Agreed, Ignition timing of 35 degrees BTC is a good place to start experimenting when you lack any model specific recommendation. The longer the flame front takes to travel from the spark plug location to lighting off the majority of the charge, the more ignition advance (head start!) is required. Douglas used shrouded plug locations on both side valve and ohv to resist plug oiling, and that led to some slow ignition.

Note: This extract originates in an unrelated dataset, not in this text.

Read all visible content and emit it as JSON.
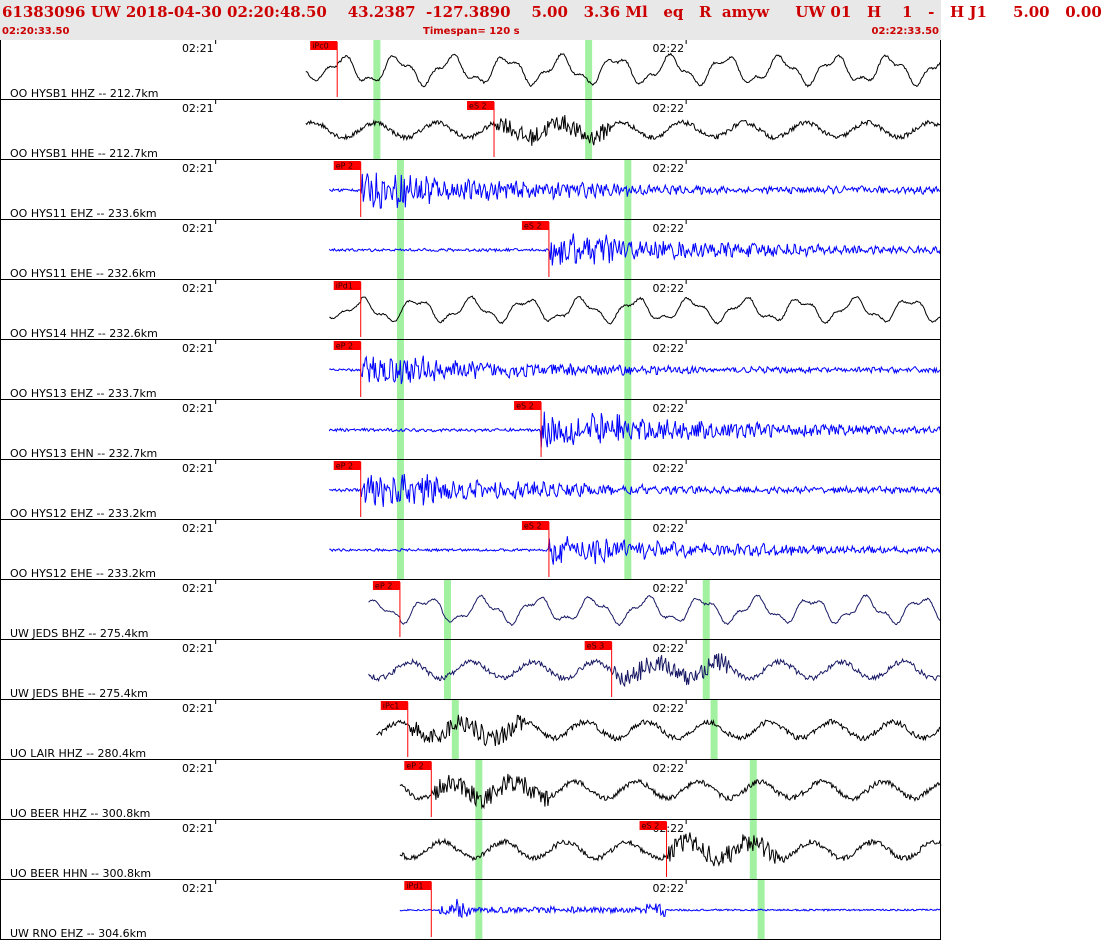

We have a model A Ford with a period Miller ohv cylinder head 'performance upgrade'. Reputed to lift the power from the factory 40hp to 60hp. When we finally got around to installing it the performance was disappointing, not much more than the factory flat head it replaced and less than high compression aftermarket flat head available for the model A like the Winfield. It turned out it needed a lot more ignition advance than expected, a lot more. Then it started to make a noticeable improvement in power. Seem there was so little turbulence in filling the cylinder (the combustion chamber was basically an extension of the cylinder bore, vertical valves, and a near vertical spark plug off to one side) that the flame propagation was glacially slow. Perhaps at higher revolutions things got mixed up more and the ignition was more efficient; it was after all a cylinder head intended for racing, not putting around on the road.
Generally though, the lower the compression (molecules not pressed together so close) and less efficient the engine, the more advance will be needed. Turbulence helps, hence the discovery that 'squish' areas in side valve head design (Riccardo?) really improved the power.